Investing.com - The dollar was higher against a basket of the other major currencies on Monday as a stronger-than-expected U.S. jobs report indicated that the Federal Reserve would stick to plans for a third rate hike this year.
The U.S. dollar index, which measures the greenback’s strength against a trade-weighted basket of six major currencies, was up 0.11% to 95.89 by 10.44 AM ET.
The U.S. economy added 222,000 jobs last month the Labor Department reported on Friday, more than the 179,000 new jobs expected by economists.
The rapid pace of jobs growth reassured investors that the economy is on a strong enough footing to justify the Fed’s plans to raise interest rates once more this year.
The Fed hiked rates at its June meeting and stuck to its forecast for one more rate hike this year, but concerns over the subdued inflation outlook had raised doubts over whether officials would be able to stick to their planned tightening path.

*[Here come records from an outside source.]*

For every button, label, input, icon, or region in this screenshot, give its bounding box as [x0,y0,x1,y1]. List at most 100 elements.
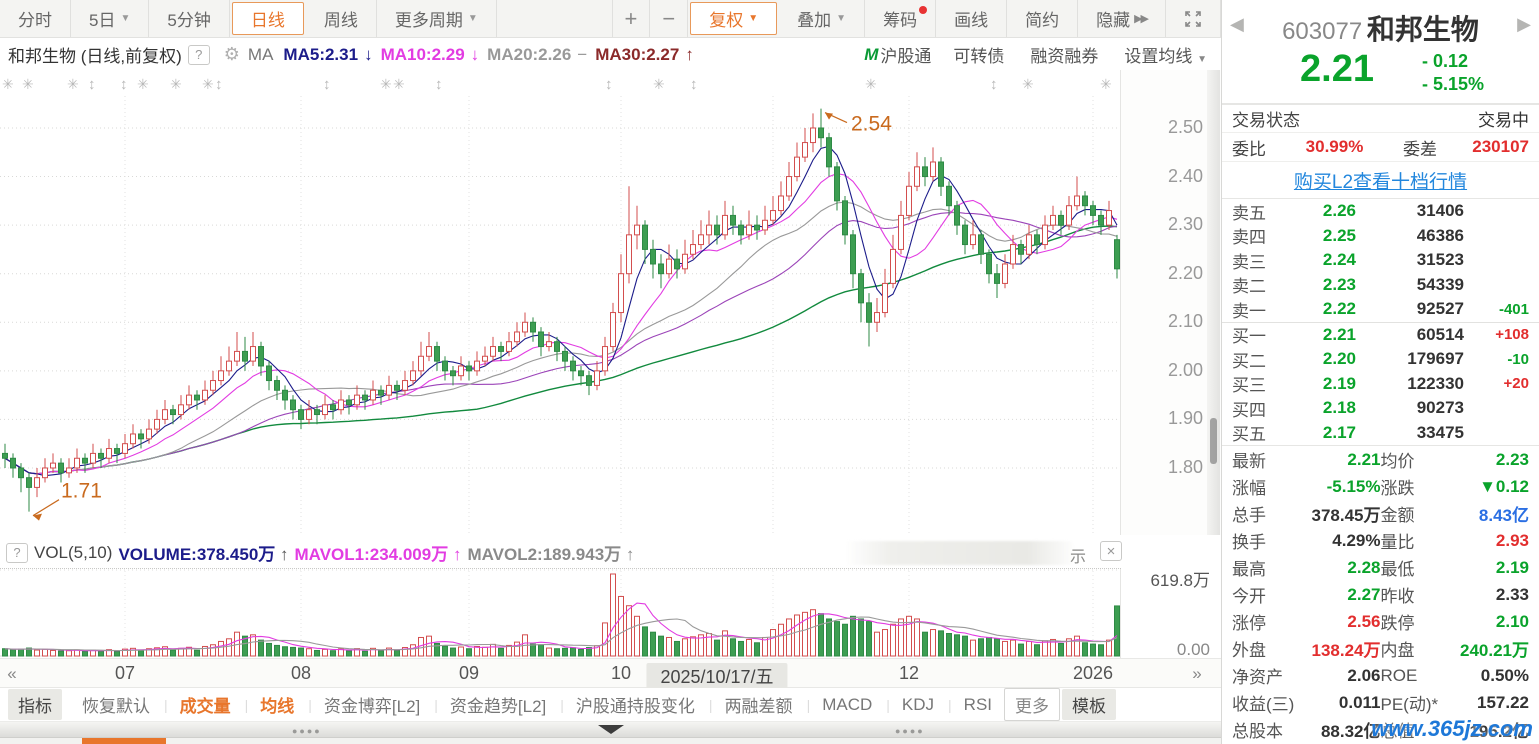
indicator-tab-KDJ[interactable]: KDJ [901,694,935,714]
candle-body [122,443,128,454]
prev-stock-arrow[interactable]: ◀ [1230,14,1244,34]
next-stock-arrow[interactable]: ▶ [1517,14,1531,34]
candle-body [154,418,160,430]
x-axis-label-date[interactable]: 2025/10/17/五 [646,663,788,689]
volume-bar [1114,605,1120,657]
indicator-tab-指标[interactable]: 指标 [8,689,62,720]
drag-handle-icon[interactable]: ●●●● [895,726,925,736]
ask-row: 卖三 2.24 31523 [1222,248,1539,273]
stock-name: 和邦生物 [1366,14,1479,45]
indicator-tab-资金趋势[L2][interactable]: 资金趋势[L2] [449,697,547,716]
event-arrows-icon[interactable]: ↕ [990,76,998,93]
event-arrows-icon[interactable]: ↕ [435,76,443,93]
collapse-triangle-icon[interactable] [598,725,624,734]
price-chart-svg[interactable]: 2.54 1.71 [0,70,1121,535]
event-arrows-icon[interactable]: ↕ [88,76,96,93]
period-label: 5日 [89,11,116,30]
indicator-tab-RSI[interactable]: RSI [963,694,993,714]
candle-body [274,380,280,391]
volume-bar [498,647,504,657]
last-price: 2.21 [1300,48,1374,90]
indicator-tab-恢复默认[interactable]: 恢复默认 [82,697,150,716]
close-volume-pane-icon[interactable]: × [1100,541,1122,561]
volume-bar [410,644,416,657]
event-sun-icon[interactable]: ✳ [137,76,149,92]
event-sun-icon[interactable]: ✳ [170,76,182,92]
candle-body [882,282,888,314]
candle-body [866,302,872,323]
link-margin-trading[interactable]: 融资融券 [1030,47,1099,66]
gear-icon[interactable]: ⚙ [223,44,240,64]
indicator-tab-成交量[interactable]: 成交量 [179,697,231,716]
drag-handle-icon[interactable]: ●●●● [292,726,322,736]
indicator-tab-资金博弈[L2][interactable]: 资金博弈[L2] [323,697,421,716]
tool-button-隐藏[interactable]: 隐藏 ▶▶ [1078,0,1166,37]
scrollbar-thumb[interactable] [1210,418,1217,464]
link-convertible-bond[interactable]: 可转债 [953,47,1005,66]
candle-body [162,409,168,420]
tool-button-复权[interactable]: 复权 ▼ [690,2,778,35]
stat-label: 最低 [1380,560,1415,579]
vol-help-icon[interactable]: ? [6,542,28,563]
help-icon[interactable]: ? [187,44,210,65]
event-sun-icon[interactable]: ✳ [380,76,392,92]
period-button-5分钟[interactable]: 5分钟 [149,0,230,37]
bid-delta: +108 [1495,326,1529,344]
period-button-5日[interactable]: 5日 ▼ [71,0,150,37]
volume-bar [466,648,472,657]
stat-cell: 今开 2.27 [1232,582,1381,607]
event-arrows-icon[interactable]: ↕ [215,76,223,93]
zoom-in-button[interactable]: + [611,0,651,37]
candle-body [314,409,320,416]
indicator-tab-MACD[interactable]: MACD [822,694,873,714]
scroll-right-button[interactable]: » [1192,664,1202,683]
price-chart-pane[interactable]: ✳ ✳ ✳ ↕ ↕ ✳ ✳ ✳ ↕ ↕ ✳ ✳ ↕ ↕ ✳ ↕ ✳ ↕ ✳ ✳ 2.54 1.71 [0,70,1121,535]
indicator-tab-更多[interactable]: 更多 [1004,688,1061,721]
indicator-tab-两融差额[interactable]: 两融差额 [724,697,793,716]
event-sun-icon[interactable]: ✳ [653,76,665,92]
period-button-更多周期[interactable]: 更多周期 ▼ [377,0,497,37]
tool-button-画线[interactable]: 画线 [936,0,1008,37]
right-scrollbar[interactable] [1207,70,1220,535]
volume-chart-svg[interactable] [0,569,1121,658]
ma30-line [4,211,1118,475]
ask-row: 卖一 2.22 92527 -401 [1222,297,1539,322]
indicator-tab-沪股通持股变化[interactable]: 沪股通持股变化 [575,697,695,716]
buy-l2-link[interactable]: 购买L2查看十档行情 [1293,171,1468,193]
event-sun-icon[interactable]: ✳ [1022,76,1034,92]
ma-value: MA5:2.31 [283,44,359,64]
event-sun-icon[interactable]: ✳ [2,76,14,92]
indicator-tab-均线[interactable]: 均线 [260,697,295,716]
event-sun-icon[interactable]: ✳ [22,76,34,92]
fullscreen-icon[interactable] [1166,0,1221,37]
scroll-left-button[interactable]: « [7,664,17,683]
stat-label: 最高 [1232,560,1266,579]
period-button-日线[interactable]: 日线 [231,2,304,35]
period-button-分时[interactable]: 分时 [0,0,71,37]
period-button-周线[interactable]: 周线 [306,0,377,37]
volume-bar [50,649,56,657]
stat-label: 涨停 [1232,614,1266,633]
volume-chart-pane[interactable] [0,569,1121,658]
indicator-tab-模板[interactable]: 模板 [1062,689,1117,720]
tool-button-筹码[interactable]: 筹码 [865,0,937,37]
event-arrows-icon[interactable]: ↕ [690,76,698,93]
ma-setting-dropdown[interactable]: 设置均线 ▼ [1124,47,1207,66]
event-sun-icon[interactable]: ✳ [67,76,79,92]
link-hugutong[interactable]: 沪股通 [880,47,932,66]
tool-button-简约[interactable]: 简约 [1007,0,1079,37]
event-arrows-icon[interactable]: ↕ [323,76,331,93]
pane-splitter[interactable]: ●●●● ●●●● [0,722,1221,738]
event-arrows-icon[interactable]: ↕ [605,76,613,93]
event-sun-icon[interactable]: ✳ [865,76,877,92]
event-arrows-icon[interactable]: ↕ [120,76,128,93]
candle-body [258,346,264,367]
tool-button-叠加[interactable]: 叠加 ▼ [779,0,866,37]
event-sun-icon[interactable]: ✳ [202,76,214,92]
candle-body [82,457,88,464]
candle-body [450,370,456,377]
zoom-out-button[interactable]: − [650,0,689,37]
event-sun-icon[interactable]: ✳ [1100,76,1112,92]
event-sun-icon[interactable]: ✳ [393,76,405,92]
active-bottom-tab[interactable] [82,738,166,744]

USD/JPY was up 0.25% at 114.18 after rising as high as 114.3 earlier, its highest level since May 11.
Bank of Japan Governor Haruhiko Kuroda in a speech on Monday reiterated that the bank is resolved to keep its stimulus program in place until inflation is in line with its 2% target.
The remarks underlined the divergent monetary policy outlook between the BoJ and its peers in the U.S. and Europe.
EUR/JPY was at 130.04 after touching a high of 130.38 earlier, the most since February 2016.
Comments by European Central Bank President Mario Draghi last month appeared to open the door to monetary policy adjustments, fueling speculation the bank could start to scale back its stimulus program as soon as September.
Last week’s minutes of the ECB June meeting showed that officials discussed removing the easing bias from its latest monetary policy statement, before deciding against it.
The euro was fractionally lower against the dollar, with EUR/USD edging down to 1.1389.